Im Flieger bereits treffen wir zahlreiche Menschen in den deutschen Farben gekleidet. Wir denken erst an Schlachtenbummler oder aber sogar verspätete Offizielle. Die netten Jungs entpuppen sich aber als das deutsche Team der Drachenbootfahrer, die zu ihrem eigenen Championat unterwegs waren.


Nach langem Flug in engen Sitzreihen der primäre Eindruck von North Carolina: Es ist mächtig warm und die Luftfeuchtigkeit erreicht gefühlt die 300%-Marke. Bei unserem ersten Besuch des Veranstaltungsgeländes zeigen sich bereits dicke Fragezeichen über unseren Köpfen. Der Eingangsbereich ist beeindruckend, die Parkplätze eher nicht. Es ist nichts befestigt, überall stehen Baumaschinen und fleißige Arbeitskräfte werkeln an einer Anlage die bestenfalls als halbfertig tituliert werden kann.


Nach ein bisschen herumirren finden wir dann auch die Pressestelle und machen die ersten Erfahrungen mit den Volunteers dieser WEG. Der Versuch, direkt an die Akkreditierung heranzukommen scheiterte: Die Sachen sind erst morgen fertig. OK, sie hatten den Montag als Starttermin kommuniziert. Bis wir am nächsten Tag akkreditiert sind, tickte die Uhr ein schlankes Stündchen weiter. Wenn man den WEG aber eins attestieren kann: Die Helfer waren unglaublich freundlich und jederzeit war ein Ansprechpartner greifbar. Ein nicht unerheblicher weiterer Vorteil: Es ist überall klimatisiert. Das Internet funktioniert einwandfrei, auch wenn die Installation manchmal etwas improvisiert wirkte und man kann durchaus 7 Steckerleisten aneinander stecken, um alle Medienplätze mit Elektrizität zu versorgen. Ob man es bei der Vorlaufzeit auch anders hätte lösen können – wahrscheinlich.


Nachdem wir uns auf der Anlage ein bisschen orientiert haben machen wir uns auf zur Geländestrecke. Der Weg dorthin ist schon nichts für Couch-Potatoes, der Rückweg erst recht nicht. Der lange steile Anstieg zurück zum Stadion wird später noch für Diskussionsstoff sorgen. Auf den ersten Blick sieht auch hier alles noch unfertig aus. Wir gehen eine Runde und der Eindruck bestätigt sich. Die Trassen sind teilweise noch nicht vorbereitet, die Brücke, welche einen Teil der Strecke umfassen wird ist im Rohbau, kein Wasser in den Teichen. Es sieht nichts danach aus, dass hier in drei Tagen eine Weltmeisterschaft im Gelände ausgeritten werden soll.
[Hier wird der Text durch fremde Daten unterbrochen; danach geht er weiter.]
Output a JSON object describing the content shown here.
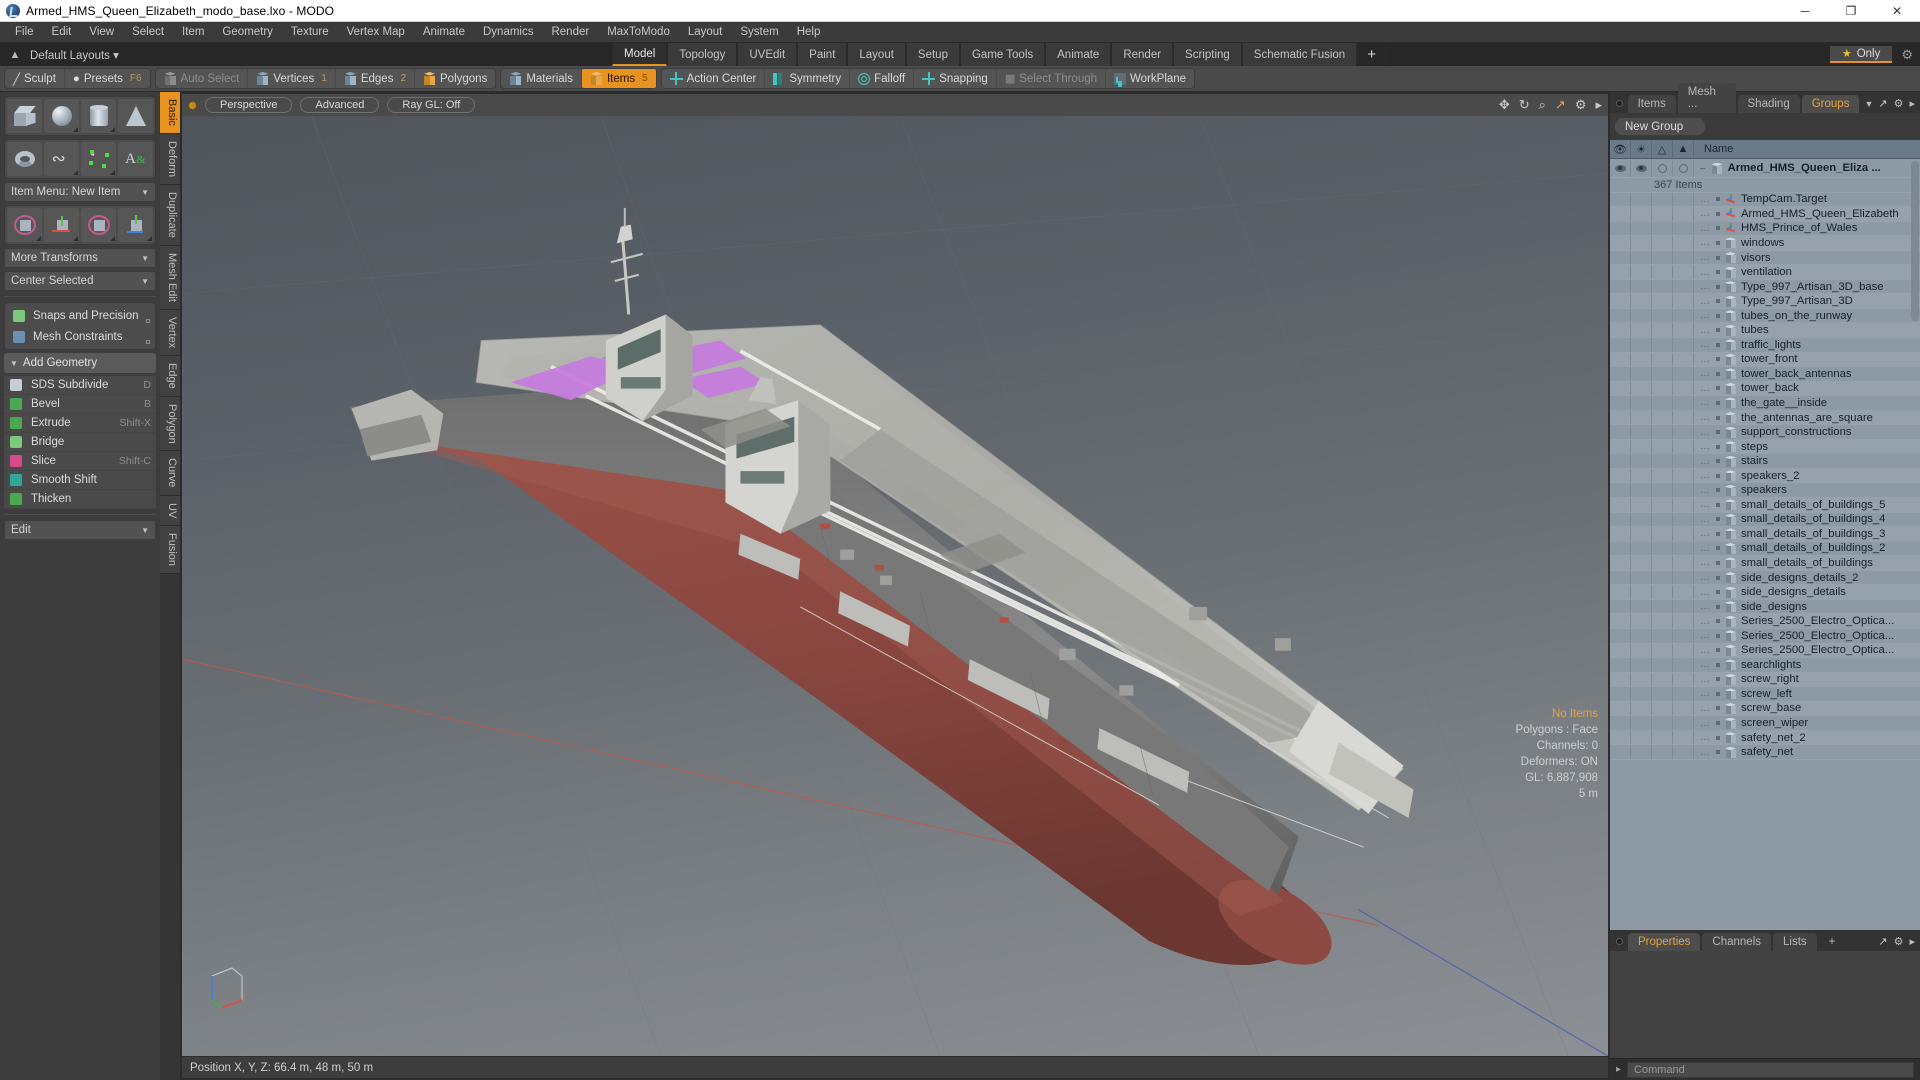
{
  "window": {
    "title": "Armed_HMS_Queen_Elizabeth_modo_base.lxo - MODO",
    "app_icon": "modo-logo-icon",
    "controls": {
      "minimize": "─",
      "maximize": "❐",
      "close": "✕"
    }
  },
  "menubar": [
    "File",
    "Edit",
    "View",
    "Select",
    "Item",
    "Geometry",
    "Texture",
    "Vertex Map",
    "Animate",
    "Dynamics",
    "Render",
    "MaxToModo",
    "Layout",
    "System",
    "Help"
  ],
  "layoutbar": {
    "home_icon": "home-icon",
    "layout_dropdown": "Default Layouts",
    "tabs": [
      "Model",
      "Topology",
      "UVEdit",
      "Paint",
      "Layout",
      "Setup",
      "Game Tools",
      "Animate",
      "Render",
      "Scripting",
      "Schematic Fusion"
    ],
    "active_tab": "Model",
    "add_tab": "+",
    "only_button": "Only",
    "star_icon": "star-icon",
    "gear_icon": "gear-icon"
  },
  "toolbar": {
    "group1": [
      {
        "label": "Sculpt",
        "icon": "sculpt-icon",
        "shortcut": "",
        "state": "normal"
      },
      {
        "label": "Presets",
        "icon": "presets-icon",
        "shortcut": "F6",
        "state": "normal"
      }
    ],
    "group2": [
      {
        "label": "Auto Select",
        "icon": "cube-gray-icon",
        "num": "",
        "state": "dim"
      },
      {
        "label": "Vertices",
        "icon": "cube-icon",
        "num": "1",
        "state": "normal"
      },
      {
        "label": "Edges",
        "icon": "cube-icon",
        "num": "2",
        "state": "normal"
      },
      {
        "label": "Polygons",
        "icon": "cube-orange-icon",
        "num": "",
        "state": "normal"
      }
    ],
    "group3": [
      {
        "label": "Materials",
        "icon": "cube-icon",
        "num": "",
        "state": "normal"
      },
      {
        "label": "Items",
        "icon": "cube-orange-icon",
        "num": "5",
        "state": "selected"
      }
    ],
    "group4": [
      {
        "label": "Action Center",
        "icon": "crosshair-icon",
        "state": "normal"
      },
      {
        "label": "Symmetry",
        "icon": "symmetry-icon",
        "state": "normal"
      },
      {
        "label": "Falloff",
        "icon": "falloff-icon",
        "state": "normal"
      },
      {
        "label": "Snapping",
        "icon": "snapping-icon",
        "state": "normal"
      },
      {
        "label": "Select Through",
        "icon": "select-through-icon",
        "state": "dim"
      },
      {
        "label": "WorkPlane",
        "icon": "workplane-icon",
        "state": "normal"
      }
    ]
  },
  "left_palette": {
    "primitive_row1": [
      {
        "name": "cube-tool",
        "icon": "cube-shape-icon"
      },
      {
        "name": "sphere-tool",
        "icon": "sphere-shape-icon"
      },
      {
        "name": "cylinder-tool",
        "icon": "cylinder-shape-icon"
      },
      {
        "name": "cone-tool",
        "icon": "cone-shape-icon"
      }
    ],
    "primitive_row2": [
      {
        "name": "torus-tool",
        "icon": "torus-shape-icon"
      },
      {
        "name": "curve-tool",
        "icon": "curve-shape-icon"
      },
      {
        "name": "polygon-tool",
        "icon": "polygon-shape-icon"
      },
      {
        "name": "text-tool",
        "icon": "text-shape-icon"
      }
    ],
    "item_menu": "Item Menu: New Item",
    "transform_row": [
      {
        "name": "transform-tool",
        "icon": "transform-gizmo-icon"
      },
      {
        "name": "move-tool",
        "icon": "move-gizmo-icon"
      },
      {
        "name": "rotate-tool",
        "icon": "rotate-gizmo-icon"
      },
      {
        "name": "scale-tool",
        "icon": "scale-gizmo-icon"
      }
    ],
    "more_transforms": "More Transforms",
    "center_selected": "Center Selected",
    "snaps_and_precision": "Snaps and Precision",
    "mesh_constraints": "Mesh Constraints",
    "add_geometry_header": "Add Geometry",
    "geometry_items": [
      {
        "label": "SDS Subdivide",
        "shortcut": "D"
      },
      {
        "label": "Bevel",
        "shortcut": "B"
      },
      {
        "label": "Extrude",
        "shortcut": "Shift-X"
      },
      {
        "label": "Bridge",
        "shortcut": ""
      },
      {
        "label": "Slice",
        "shortcut": "Shift-C"
      },
      {
        "label": "Smooth Shift",
        "shortcut": ""
      },
      {
        "label": "Thicken",
        "shortcut": ""
      }
    ],
    "edit_dropdown": "Edit",
    "vertical_tabs": [
      "Basic",
      "Deform",
      "Duplicate",
      "Mesh Edit",
      "Vertex",
      "Edge",
      "Polygon",
      "Curve",
      "UV",
      "Fusion"
    ],
    "active_vertical_tab": "Basic"
  },
  "viewport": {
    "dot_icon": "viewport-state-icon",
    "pills": [
      "Perspective",
      "Advanced",
      "Ray GL: Off"
    ],
    "right_icons": [
      "move-icon",
      "rotate-icon",
      "zoom-icon",
      "fit-icon",
      "gear-icon",
      "caret-icon"
    ],
    "overlay": {
      "no_items": "No Items",
      "polygons": "Polygons : Face",
      "channels": "Channels: 0",
      "deformers": "Deformers: ON",
      "gl": "GL: 6,887,908",
      "scale": "5 m"
    },
    "statusbar": "Position X, Y, Z:   66.4 m, 48 m, 50 m"
  },
  "right_panel": {
    "tabs": [
      "Items",
      "Mesh ...",
      "Shading",
      "Groups"
    ],
    "active_tab": "Groups",
    "caret_icon": "chevron-down-icon",
    "expand_icon": "expand-icon",
    "gear_icon": "gear-icon",
    "arrow_icon": "caret-right-icon",
    "new_group_button": "New Group",
    "tree_headers": {
      "visible": "eye-icon",
      "render": "render-icon",
      "lock": "lock-icon",
      "select": "select-icon",
      "name": "Name"
    },
    "root_item": "Armed_HMS_Queen_Eliza ...",
    "root_count": "367 Items",
    "items": [
      {
        "label": "TempCam.Target",
        "icon": "locator-icon"
      },
      {
        "label": "Armed_HMS_Queen_Elizabeth",
        "icon": "locator-icon"
      },
      {
        "label": "HMS_Prince_of_Wales",
        "icon": "locator-icon"
      },
      {
        "label": "windows",
        "icon": "mesh-icon"
      },
      {
        "label": "visors",
        "icon": "mesh-icon"
      },
      {
        "label": "ventilation",
        "icon": "mesh-icon"
      },
      {
        "label": "Type_997_Artisan_3D_base",
        "icon": "mesh-icon"
      },
      {
        "label": "Type_997_Artisan_3D",
        "icon": "mesh-icon"
      },
      {
        "label": "tubes_on_the_runway",
        "icon": "mesh-icon"
      },
      {
        "label": "tubes",
        "icon": "mesh-icon"
      },
      {
        "label": "traffic_lights",
        "icon": "mesh-icon"
      },
      {
        "label": "tower_front",
        "icon": "mesh-icon"
      },
      {
        "label": "tower_back_antennas",
        "icon": "mesh-icon"
      },
      {
        "label": "tower_back",
        "icon": "mesh-icon"
      },
      {
        "label": "the_gate__inside",
        "icon": "mesh-icon"
      },
      {
        "label": "the_antennas_are_square",
        "icon": "mesh-icon"
      },
      {
        "label": "support_constructions",
        "icon": "mesh-icon"
      },
      {
        "label": "steps",
        "icon": "mesh-icon"
      },
      {
        "label": "stairs",
        "icon": "mesh-icon"
      },
      {
        "label": "speakers_2",
        "icon": "mesh-icon"
      },
      {
        "label": "speakers",
        "icon": "mesh-icon"
      },
      {
        "label": "small_details_of_buildings_5",
        "icon": "mesh-icon"
      },
      {
        "label": "small_details_of_buildings_4",
        "icon": "mesh-icon"
      },
      {
        "label": "small_details_of_buildings_3",
        "icon": "mesh-icon"
      },
      {
        "label": "small_details_of_buildings_2",
        "icon": "mesh-icon"
      },
      {
        "label": "small_details_of_buildings",
        "icon": "mesh-icon"
      },
      {
        "label": "side_designs_details_2",
        "icon": "mesh-icon"
      },
      {
        "label": "side_designs_details",
        "icon": "mesh-icon"
      },
      {
        "label": "side_designs",
        "icon": "mesh-icon"
      },
      {
        "label": "Series_2500_Electro_Optica...",
        "icon": "mesh-icon"
      },
      {
        "label": "Series_2500_Electro_Optica...",
        "icon": "mesh-icon"
      },
      {
        "label": "Series_2500_Electro_Optica...",
        "icon": "mesh-icon"
      },
      {
        "label": "searchlights",
        "icon": "mesh-icon"
      },
      {
        "label": "screw_right",
        "icon": "mesh-icon"
      },
      {
        "label": "screw_left",
        "icon": "mesh-icon"
      },
      {
        "label": "screw_base",
        "icon": "mesh-icon"
      },
      {
        "label": "screen_wiper",
        "icon": "mesh-icon"
      },
      {
        "label": "safety_net_2",
        "icon": "mesh-icon"
      },
      {
        "label": "safety_net",
        "icon": "mesh-icon"
      }
    ],
    "bottom_tabs": [
      "Properties",
      "Channels",
      "Lists"
    ],
    "bottom_active_tab": "Properties",
    "bottom_add_tab": "+",
    "command_placeholder": "Command",
    "command_caret": "caret-right-icon"
  },
  "colors": {
    "accent_orange": "#e8921f",
    "teal": "#46c3c3",
    "tree_bg": "#8d99a5",
    "hull_red": "#8e4a44",
    "panel_gray": "#3a3a3a"
  }
}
Als wir uns den Hügel zum Stadion hochschleppen kommen wir am VIP-Gebäude der Distanzreiter vorbei. An dieser Stelle müssen wir etwas ausholen: Das Tryon-Reitsportzentrum besteht schon viele Jahre. Regelmäßig werden Turniere und Lehrgänge hier veranstaltet. Während dieser Zeit ist ein tolles, großzügiges Venue entstanden. Die Stallanlagen, die Abreiteplätze, das „alte“ Stadion, in das den Eventern das Dressurviereck gebaut wurde - alles top. Das neue Hauptstadion, dessen Tribünen und die Nebengebäude verdienen aber maximal den Status Rohbau mit Potential. Anders das Sponsoren-Haus für die Distanzreiter-Scheichs, da stehen im Restaurant die Tische bereits weiß eingedeckt.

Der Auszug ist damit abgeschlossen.